Ben: Çok dünya tatlısı değilim sanırım değil mi ehehehehe
TOPLANTI 2:
Yapımcı: Siz aslında magazinci değilsiniz
Ben: Değilim
Yapımcı: Herkes biliyor magazinci olmadığınızı
Ben: Evet?
Yapımcı: Ama ben kanala sizin adınızı söyleyince çok mutlu oldular çünkü herkes sizin yorumlarınıza bayılıyor. Bu sebeple biz sizinle görüşmek istedik. Hafta içi her gün, sabah…
Ben:Ya bırakın Allahaşkına onlar şimdi öyle söylerler, yarın program başlar, “ünlüler” aramaya başlar, pişman olurlar. Bırakın Allahaşkına bana bunlarla gelmeyin
Yapımcı: Mehtap Hanım gerçekten bakın……
Ben: Bakamıyorum, görme yetimi yitirdim. Ay ben çok sıkıldım bu muhabbetten ve ayrıca cidden ünlüler dünyasından kimseyi zaman harcadığıma değer bulmuyorum.
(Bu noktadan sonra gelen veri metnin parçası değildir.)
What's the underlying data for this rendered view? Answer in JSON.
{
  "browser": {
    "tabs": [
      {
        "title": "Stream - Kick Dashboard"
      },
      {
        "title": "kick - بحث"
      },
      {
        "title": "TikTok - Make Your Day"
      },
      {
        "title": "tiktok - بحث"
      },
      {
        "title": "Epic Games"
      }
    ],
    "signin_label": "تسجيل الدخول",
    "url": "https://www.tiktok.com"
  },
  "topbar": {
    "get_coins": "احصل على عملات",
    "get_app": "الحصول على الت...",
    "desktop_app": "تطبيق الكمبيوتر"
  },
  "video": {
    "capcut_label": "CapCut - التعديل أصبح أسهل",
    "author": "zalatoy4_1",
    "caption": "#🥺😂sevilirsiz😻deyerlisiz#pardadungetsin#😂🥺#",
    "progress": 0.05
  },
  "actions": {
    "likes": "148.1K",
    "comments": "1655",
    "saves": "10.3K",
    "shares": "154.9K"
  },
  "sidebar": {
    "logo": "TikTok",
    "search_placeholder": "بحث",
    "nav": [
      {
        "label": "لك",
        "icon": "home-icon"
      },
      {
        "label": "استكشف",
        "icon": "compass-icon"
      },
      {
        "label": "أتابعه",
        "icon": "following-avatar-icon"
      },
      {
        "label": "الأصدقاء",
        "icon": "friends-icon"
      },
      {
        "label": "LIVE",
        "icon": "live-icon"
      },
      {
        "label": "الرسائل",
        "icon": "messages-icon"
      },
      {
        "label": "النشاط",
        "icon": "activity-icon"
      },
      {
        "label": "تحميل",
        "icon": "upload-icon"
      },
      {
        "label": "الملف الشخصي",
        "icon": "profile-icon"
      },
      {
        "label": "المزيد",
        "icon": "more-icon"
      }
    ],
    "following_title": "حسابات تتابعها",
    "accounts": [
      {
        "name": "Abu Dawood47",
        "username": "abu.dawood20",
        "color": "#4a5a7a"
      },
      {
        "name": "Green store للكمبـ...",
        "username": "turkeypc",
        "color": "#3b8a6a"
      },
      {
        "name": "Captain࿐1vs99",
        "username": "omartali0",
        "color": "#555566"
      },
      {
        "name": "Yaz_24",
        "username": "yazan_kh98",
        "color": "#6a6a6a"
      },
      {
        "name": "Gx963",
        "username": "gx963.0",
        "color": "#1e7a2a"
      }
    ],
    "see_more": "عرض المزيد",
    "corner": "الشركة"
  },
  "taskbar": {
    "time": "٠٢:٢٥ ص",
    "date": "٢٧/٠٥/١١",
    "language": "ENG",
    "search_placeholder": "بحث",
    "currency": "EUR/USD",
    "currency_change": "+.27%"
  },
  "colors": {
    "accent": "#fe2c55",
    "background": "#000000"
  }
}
Ha yaparım ama siz program başı bana ………. verin ben yorumlayayım?
Yapımcı: Mehtap Hanım bu neredeyse dizi oyuncularının bölüm başı aldığı paraya denk geliyor.
Ben: O zaman siz de kendinize sarışın gözlüklü kısa boylu bir kadın bulun bir yerden, herkes nerden buluyosa, benim yerime anlatsın. Ben yapacaksam fiyatı bu. Ama daha ucuza benzerlerim var ahahahaha
TOPLANTI 3:
Yönetici: Biz sizin eğitiminizin ciddiyetinin farkındayız. Bu sebeple hafta sonları gündüz haberlerini sizin yorumunuzla ekrana taşımayı düşünüyoruz.
Ben: Süper
Yönetici: Bu fikir size yakın geliyor yani?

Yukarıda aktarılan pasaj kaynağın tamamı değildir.